Барыба помешал, хлебнул не торопясь. Молчали, глядели. Стало чудно Барыбе, невтерпеж, захохотал — загромыхал по камням. За ним заржал Савка и залился тоненько дьяконок.

— Чего ты? — поглядел Евсей, глаза у него были рыбьи, вареные.

Громыхал Барыба, катился вниз, уж не остановиться, колотилось, зелено туманилось в голове. Смешливый задор задирал, толкал сказать:

— Я самый и есть. Я и украл.

Выпил Барыба, а все молчал и улыбался четырехугольно, зверино.

Евсею не сиделось.

— Ну, рассказывай, что ли, Барыба. Чего там.

— Про что рассказывать-то?

— Сам знаешь, про что.

— Ой, Акуля, чтой-то ты шьешь не оттуля! Тебе про деньги, а? Так я ж тебе говорю: Савка мне рассказал. Только всего и знаю.

Нарочным голосом говорил Барыба: вру, мол, а поди-ка, поймай.

Дьяконок подскочил к Барыбе, похлопал его по плечу:

— Нет, братец, тебя никакой разрыв-травой не проймешь. Крепок, литой.

Евсей замотал космами:

— Эй, пропадать! Беги, Савка, за вином.

Пили. Туманилось, колотилось в голове. Зеленел дымок от курева. Дьякон плясал матросский танец.


В сумерках Барыба вернулся домой. И у самой у Апросиной калитки почуял вдруг: подгибаются коленки, заволокло глаза. Приклонился к косяку, перепугался: никогда такого не бывало.

Открыла Апрося дверь, поглядела на жильца:

— Да что ж это на тебе лица нет? Аль неможется, а?

Как-то во сне очутился на кровати. Лампочка. Апрося в изголовье.
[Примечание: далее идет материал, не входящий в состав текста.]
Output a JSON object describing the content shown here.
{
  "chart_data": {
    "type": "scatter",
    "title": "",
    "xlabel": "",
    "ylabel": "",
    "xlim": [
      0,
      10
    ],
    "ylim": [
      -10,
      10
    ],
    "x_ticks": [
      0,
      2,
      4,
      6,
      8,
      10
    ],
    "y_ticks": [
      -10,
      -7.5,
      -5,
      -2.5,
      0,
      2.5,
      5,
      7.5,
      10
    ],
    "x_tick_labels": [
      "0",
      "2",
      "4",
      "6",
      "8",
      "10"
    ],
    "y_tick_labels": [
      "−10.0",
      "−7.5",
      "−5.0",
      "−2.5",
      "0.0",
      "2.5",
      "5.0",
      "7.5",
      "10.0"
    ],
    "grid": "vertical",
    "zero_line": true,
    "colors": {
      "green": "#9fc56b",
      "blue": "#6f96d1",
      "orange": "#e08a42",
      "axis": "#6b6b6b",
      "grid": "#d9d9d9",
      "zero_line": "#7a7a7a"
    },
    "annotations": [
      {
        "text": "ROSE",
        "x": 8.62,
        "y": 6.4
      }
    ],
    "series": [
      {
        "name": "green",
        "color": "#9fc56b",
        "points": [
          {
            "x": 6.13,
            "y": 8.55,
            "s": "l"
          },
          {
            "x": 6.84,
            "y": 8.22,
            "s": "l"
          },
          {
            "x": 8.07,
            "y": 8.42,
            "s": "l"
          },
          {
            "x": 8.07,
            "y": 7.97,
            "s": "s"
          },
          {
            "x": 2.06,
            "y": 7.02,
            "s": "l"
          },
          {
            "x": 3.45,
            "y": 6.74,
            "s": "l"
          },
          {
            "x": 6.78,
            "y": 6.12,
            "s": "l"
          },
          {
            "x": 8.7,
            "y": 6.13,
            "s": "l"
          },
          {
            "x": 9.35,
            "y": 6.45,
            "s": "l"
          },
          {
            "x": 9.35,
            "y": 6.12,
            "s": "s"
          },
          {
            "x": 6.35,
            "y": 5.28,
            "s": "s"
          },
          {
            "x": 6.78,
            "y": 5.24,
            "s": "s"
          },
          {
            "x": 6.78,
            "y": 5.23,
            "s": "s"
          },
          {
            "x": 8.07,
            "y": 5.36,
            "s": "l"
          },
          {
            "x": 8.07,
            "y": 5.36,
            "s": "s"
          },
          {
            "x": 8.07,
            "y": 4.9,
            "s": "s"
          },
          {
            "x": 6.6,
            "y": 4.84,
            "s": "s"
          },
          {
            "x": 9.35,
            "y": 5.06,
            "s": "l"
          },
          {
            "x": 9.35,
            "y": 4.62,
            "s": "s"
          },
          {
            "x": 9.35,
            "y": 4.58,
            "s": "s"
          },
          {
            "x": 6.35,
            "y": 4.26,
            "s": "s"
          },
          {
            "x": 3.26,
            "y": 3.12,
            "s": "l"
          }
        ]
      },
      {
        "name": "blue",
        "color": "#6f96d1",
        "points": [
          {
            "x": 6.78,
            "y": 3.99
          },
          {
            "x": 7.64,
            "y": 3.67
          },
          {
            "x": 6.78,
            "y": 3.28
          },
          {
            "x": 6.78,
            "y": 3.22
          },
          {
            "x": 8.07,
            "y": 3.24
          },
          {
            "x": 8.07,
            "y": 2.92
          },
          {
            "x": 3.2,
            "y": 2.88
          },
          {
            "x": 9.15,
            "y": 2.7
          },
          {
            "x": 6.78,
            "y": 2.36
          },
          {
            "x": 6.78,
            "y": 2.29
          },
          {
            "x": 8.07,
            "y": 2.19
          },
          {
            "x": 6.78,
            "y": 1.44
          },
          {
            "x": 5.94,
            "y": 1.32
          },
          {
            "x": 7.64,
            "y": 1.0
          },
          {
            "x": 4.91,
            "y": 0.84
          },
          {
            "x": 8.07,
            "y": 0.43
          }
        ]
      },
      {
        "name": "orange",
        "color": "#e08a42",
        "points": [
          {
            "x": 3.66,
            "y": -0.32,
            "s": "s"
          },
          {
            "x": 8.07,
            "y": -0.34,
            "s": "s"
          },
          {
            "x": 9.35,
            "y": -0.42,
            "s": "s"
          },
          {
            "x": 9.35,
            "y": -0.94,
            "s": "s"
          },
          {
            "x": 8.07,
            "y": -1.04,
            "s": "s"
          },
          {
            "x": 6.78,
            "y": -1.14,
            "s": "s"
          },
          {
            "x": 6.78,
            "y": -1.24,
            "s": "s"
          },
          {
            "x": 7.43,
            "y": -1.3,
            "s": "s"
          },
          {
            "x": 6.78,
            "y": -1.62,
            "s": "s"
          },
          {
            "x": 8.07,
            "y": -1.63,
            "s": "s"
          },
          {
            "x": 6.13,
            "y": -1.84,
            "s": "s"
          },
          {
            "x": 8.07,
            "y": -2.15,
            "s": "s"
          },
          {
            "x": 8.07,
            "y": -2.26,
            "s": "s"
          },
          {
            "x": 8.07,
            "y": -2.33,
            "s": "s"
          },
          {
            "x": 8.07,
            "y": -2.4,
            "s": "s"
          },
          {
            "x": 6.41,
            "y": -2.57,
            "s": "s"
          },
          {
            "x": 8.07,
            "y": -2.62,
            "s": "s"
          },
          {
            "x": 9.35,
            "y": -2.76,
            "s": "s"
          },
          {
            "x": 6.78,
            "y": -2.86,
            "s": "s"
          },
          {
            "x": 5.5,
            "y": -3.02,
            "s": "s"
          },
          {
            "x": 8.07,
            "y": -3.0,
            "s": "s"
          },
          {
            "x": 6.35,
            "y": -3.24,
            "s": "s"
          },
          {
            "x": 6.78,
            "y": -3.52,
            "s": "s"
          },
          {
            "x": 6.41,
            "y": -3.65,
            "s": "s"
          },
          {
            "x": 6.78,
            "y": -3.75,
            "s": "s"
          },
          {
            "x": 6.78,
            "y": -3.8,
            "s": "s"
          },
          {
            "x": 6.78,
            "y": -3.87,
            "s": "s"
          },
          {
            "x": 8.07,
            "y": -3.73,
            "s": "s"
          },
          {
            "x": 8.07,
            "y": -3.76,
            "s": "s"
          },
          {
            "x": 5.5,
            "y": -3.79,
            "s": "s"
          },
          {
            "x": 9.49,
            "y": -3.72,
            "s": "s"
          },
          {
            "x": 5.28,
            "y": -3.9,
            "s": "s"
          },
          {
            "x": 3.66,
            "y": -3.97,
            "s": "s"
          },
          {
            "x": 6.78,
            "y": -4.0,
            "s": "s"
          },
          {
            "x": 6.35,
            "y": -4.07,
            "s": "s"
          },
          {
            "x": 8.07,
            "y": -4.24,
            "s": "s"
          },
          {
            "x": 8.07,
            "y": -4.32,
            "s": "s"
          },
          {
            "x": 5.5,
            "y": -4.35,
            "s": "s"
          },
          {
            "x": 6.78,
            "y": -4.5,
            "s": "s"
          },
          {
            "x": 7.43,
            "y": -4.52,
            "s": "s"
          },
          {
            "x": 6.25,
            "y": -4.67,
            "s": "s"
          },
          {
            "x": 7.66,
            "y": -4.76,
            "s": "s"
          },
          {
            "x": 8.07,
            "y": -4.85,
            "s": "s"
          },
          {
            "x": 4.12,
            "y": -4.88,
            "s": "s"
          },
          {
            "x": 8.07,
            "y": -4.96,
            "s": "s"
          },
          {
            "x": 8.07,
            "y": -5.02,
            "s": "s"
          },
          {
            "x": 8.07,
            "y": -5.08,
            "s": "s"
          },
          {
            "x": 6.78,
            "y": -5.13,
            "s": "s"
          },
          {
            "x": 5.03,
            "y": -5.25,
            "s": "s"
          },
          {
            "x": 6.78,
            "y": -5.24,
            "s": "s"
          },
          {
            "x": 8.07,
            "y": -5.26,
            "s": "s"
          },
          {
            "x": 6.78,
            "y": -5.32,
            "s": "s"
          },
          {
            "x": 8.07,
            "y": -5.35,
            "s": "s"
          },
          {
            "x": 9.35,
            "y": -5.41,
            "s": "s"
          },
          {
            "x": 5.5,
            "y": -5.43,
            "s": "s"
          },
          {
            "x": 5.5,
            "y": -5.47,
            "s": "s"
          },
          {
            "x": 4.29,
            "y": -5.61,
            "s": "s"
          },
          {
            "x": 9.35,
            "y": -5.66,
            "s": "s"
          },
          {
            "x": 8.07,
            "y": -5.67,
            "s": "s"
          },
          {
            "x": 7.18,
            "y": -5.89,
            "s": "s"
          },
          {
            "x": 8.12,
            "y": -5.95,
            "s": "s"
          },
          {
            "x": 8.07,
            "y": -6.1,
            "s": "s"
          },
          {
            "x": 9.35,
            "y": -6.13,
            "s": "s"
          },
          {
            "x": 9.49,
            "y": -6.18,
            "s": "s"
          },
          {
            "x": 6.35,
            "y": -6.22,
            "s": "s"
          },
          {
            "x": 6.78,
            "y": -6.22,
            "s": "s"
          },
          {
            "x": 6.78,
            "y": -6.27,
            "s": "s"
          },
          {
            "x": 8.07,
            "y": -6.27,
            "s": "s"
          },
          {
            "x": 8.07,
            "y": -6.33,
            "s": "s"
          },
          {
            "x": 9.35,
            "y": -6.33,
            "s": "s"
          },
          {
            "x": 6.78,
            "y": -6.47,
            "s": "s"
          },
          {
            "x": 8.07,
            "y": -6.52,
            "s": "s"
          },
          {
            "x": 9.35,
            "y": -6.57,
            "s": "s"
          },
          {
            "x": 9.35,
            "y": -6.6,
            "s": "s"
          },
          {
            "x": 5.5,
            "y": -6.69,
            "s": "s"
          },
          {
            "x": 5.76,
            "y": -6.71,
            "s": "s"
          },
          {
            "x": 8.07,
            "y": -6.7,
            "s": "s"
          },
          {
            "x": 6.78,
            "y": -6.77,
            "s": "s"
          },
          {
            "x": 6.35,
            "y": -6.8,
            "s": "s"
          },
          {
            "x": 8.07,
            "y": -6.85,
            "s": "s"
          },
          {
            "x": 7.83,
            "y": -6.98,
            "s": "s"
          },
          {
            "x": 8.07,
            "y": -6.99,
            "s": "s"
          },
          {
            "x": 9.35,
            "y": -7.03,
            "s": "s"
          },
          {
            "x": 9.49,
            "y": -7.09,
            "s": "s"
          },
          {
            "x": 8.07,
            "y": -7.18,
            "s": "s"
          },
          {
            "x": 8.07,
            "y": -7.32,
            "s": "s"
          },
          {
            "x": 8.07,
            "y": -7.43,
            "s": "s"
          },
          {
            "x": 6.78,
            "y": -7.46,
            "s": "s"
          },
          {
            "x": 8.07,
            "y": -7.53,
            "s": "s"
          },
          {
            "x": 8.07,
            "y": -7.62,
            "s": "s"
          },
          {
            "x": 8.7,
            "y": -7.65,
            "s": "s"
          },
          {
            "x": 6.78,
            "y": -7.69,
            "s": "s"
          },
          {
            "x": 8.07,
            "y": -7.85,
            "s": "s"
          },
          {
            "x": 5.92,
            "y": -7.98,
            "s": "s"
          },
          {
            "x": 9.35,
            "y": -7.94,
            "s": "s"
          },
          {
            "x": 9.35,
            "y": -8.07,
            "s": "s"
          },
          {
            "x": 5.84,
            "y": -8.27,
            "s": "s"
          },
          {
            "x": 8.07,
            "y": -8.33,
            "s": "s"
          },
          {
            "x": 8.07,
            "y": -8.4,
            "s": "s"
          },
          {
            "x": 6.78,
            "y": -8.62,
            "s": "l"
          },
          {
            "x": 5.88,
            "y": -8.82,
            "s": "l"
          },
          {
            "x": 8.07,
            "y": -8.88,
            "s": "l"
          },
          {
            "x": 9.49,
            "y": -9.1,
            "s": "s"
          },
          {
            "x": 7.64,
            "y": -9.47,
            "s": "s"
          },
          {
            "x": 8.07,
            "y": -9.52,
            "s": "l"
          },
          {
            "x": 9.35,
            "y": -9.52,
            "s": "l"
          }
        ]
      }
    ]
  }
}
На лбу мокрая, в уксусе, тряпица.

— Болезный ты мой, — сказала Апрося уютно и жалобно, немного в нос.

Сбегала Апрося к соседям, раздостала Барыбе порошку лекарственного. Ночью заволакивало и опять проясняло в голове, и видел Барыба на стуле в изголовье дремлющую Апросю.

На третий день к утру отлегло. Лежал Барыба под белой простыней, с тенями серыми, осенними на лице. Попрозрачнел как-то, почеловечел. «И правда ведь, чужой я ей, а сидела ночь, не спала…»

— Спасибо тебе, Апрося.

— И что ты, болезненький мой. Чай, ведь болен ты.

И наклонилась к нему. Была она в одной юбке пестрядинной и холщовой рубахе, и совсем перед глазами у Барыбы мелькнули две острых колющих точки на груди под редким холстом.

Закрыл Барыба — и опять открыл глаза. В окна глядит летний жгучий день. Где-то там сверкает Стрелецкий пруд, купаются, белеет тело…

Заколотилось в голове еще жарче. Беспокойно задвигал Барыба тяжкими своими челюстями и потянул к себе Апросю.

— Вона что? — удивилась она. — Да может, вредно тебе? Ну-у, погодь, тряпку-то сменять пора.

Переменила спокойно тряпку и заботливо, хозяйственно легла на кровать к Барыбе.


Так и повелось. Целый день суетится, хозяйничает, горшками гремит Апрося, стрелецкая солдатка. Свой мальчишка, а тут еще и Барыба, и об нем пекись. Отболелся-то он, положим, живо, а все же управиться одной не просто.

Вечером вернется откуда-то Анфим Егорыч, заглянет к Апросе:

— Приходи, ужо-тка, вечерком.

— Прийти, говоришь? Ладно. Сбил ты меня с толку сейчас. И чтой-то мне нужно было сделать — совсем замстилось. Да, бишь, яйца повынать из-под кур: опять хорек проклятенный выпьет.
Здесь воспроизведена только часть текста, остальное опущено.